Yargıtay emekli Cumhuriyet Savcısı Ahmet Gündel: "Krizin asıl sebebi yargıda kadrolaşmak isteyen vesayetçi anlayış. Ergenekon sanıklarını kurtarmak adına hem kurumsal hem de kişisel anlamda çalışmalar yapıldı. HSYK'nın tutumu daha önce olduğu gibi yine yargıya müdahaledir. Bu kararnameleri, Adalet Bakanlığı'nın geri çekmesi yerinde bir karardır. Bu Kurul'un artık fonksiyonu bitmiş, miadı dolmuştur. Bu Kurul'un artık yapabileceği bir şey kalmadı, hatta tartışmanın bile gereği yoktur."

Mahkemeler yeniden dizayn edilmek isteniyor

Adalet Bakanı Sadullah Ergin, HSYK'nın 'korsan kararname' ile kritik davalara bakan mahkemeleri yeniden dizayn etmek istediğini söyledi. Dün akşam Kanal 24 Televizyonu'nda katıldığı bir programda gazetecilerin sorularını cevaplayan Ergin, şu ifadeleri kullandı: "Bu tür tasarruflar somut, görülmekte olan davaları ekilemeye dönüktür. Bir kısmına görevden el çektiriyorsunuz. Özel yetkili mahkemeleri dağıtıp yeniden dizayn ediyorsunuz. Belli aşamalara ulaşmış dosyaları yeni hakim ve savcılar nasıl yeniden inceleyecek? Yapılmak istenen şey mahkemeleri yeniden dizayn etme arzusudur. Bu, yargı bağımsızlığı ilkesi ihlalidir. Bunu kabul edemeyiz."  
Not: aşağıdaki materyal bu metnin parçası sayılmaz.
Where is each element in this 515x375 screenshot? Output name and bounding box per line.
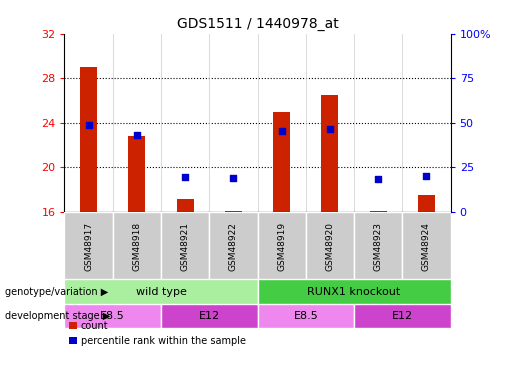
Bar [258,212,306,279]
Text: wild type: wild type [135,286,186,297]
Text: GSM48923: GSM48923 [374,222,383,271]
Text: E8.5: E8.5 [294,311,318,321]
Point [374,176,382,182]
Bar [64,279,258,304]
Bar [354,212,402,279]
Text: GSM48918: GSM48918 [132,222,141,271]
Text: genotype/variation ▶: genotype/variation ▶ [5,286,108,297]
Title: GDS1511 / 1440978_at: GDS1511 / 1440978_at [177,17,338,32]
Point [181,174,189,180]
Point [229,175,237,181]
Bar [354,304,451,328]
Text: GSM48917: GSM48917 [84,222,93,271]
Text: GSM48922: GSM48922 [229,222,238,271]
Bar [258,304,354,328]
Text: RUNX1 knockout: RUNX1 knockout [307,286,401,297]
Bar [402,212,451,279]
Point [84,123,93,129]
Bar [258,279,451,304]
Bar [370,211,387,212]
Bar [306,212,354,279]
Text: GSM48924: GSM48924 [422,222,431,271]
Bar [177,198,194,212]
Point [422,173,431,179]
Bar [64,304,161,328]
Bar [113,212,161,279]
Bar [225,211,242,212]
Text: development stage ▶: development stage ▶ [5,311,110,321]
Bar [273,112,290,212]
Text: GSM48921: GSM48921 [181,222,190,271]
Text: E12: E12 [199,311,220,321]
Bar [321,95,338,212]
Point [133,132,141,138]
Text: E12: E12 [392,311,413,321]
Bar [64,212,113,279]
Bar [161,212,209,279]
Point [326,126,334,132]
Text: GSM48919: GSM48919 [277,222,286,271]
Bar [128,136,145,212]
Bar [209,212,258,279]
Legend: count, percentile rank within the sample: count, percentile rank within the sample [69,321,246,346]
Bar [161,304,258,328]
Bar [418,195,435,212]
Point [278,128,286,134]
Bar [80,67,97,212]
Text: GSM48920: GSM48920 [325,222,334,271]
Text: E8.5: E8.5 [100,311,125,321]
Aykut Cengiz Engin'in adı bu yılki 'korsan' listede yer almadı

Hâkimler ve Savcılar Yüksek Kurulu'nun (HSYK) Adalet Bakanı ve müsteşarı dışındaki üyeleri, kritik davaların hâkim ve savcılarına yönelik 'korsan kararname' ile yeni kararname krizine kapı araladı. Ergenekon, Balyoz ve faili meçhul cinayetler gibi önemli davalarda görev yapan 21 ismin görevden alınmasını isteyen bu üyelerin listesindeki hâkim ve savcıların bazıları geçen yılki korsan kararnamede de yer almıştı. Ergenekon soruşturmasını yürüten Başsavcı Vekili Turan Çolakkadı ve Savcı Zekeriya Öz'ün aralarında bulunduğu 8 hâkim ve savcı bu seneki listede de yer aldı. Kurul üyelerinin, geçen yıl görevden alınmasını istediği İstanbul Cumhuriyet Başsavcısı Aykut Cengiz Engin'i ise bu seneki listeye dahil etmediği görüldü. Cengiz'in bu yılki listede bulunmaması "Bir yılda ne değişti?" sorusunu gündeme getirdi.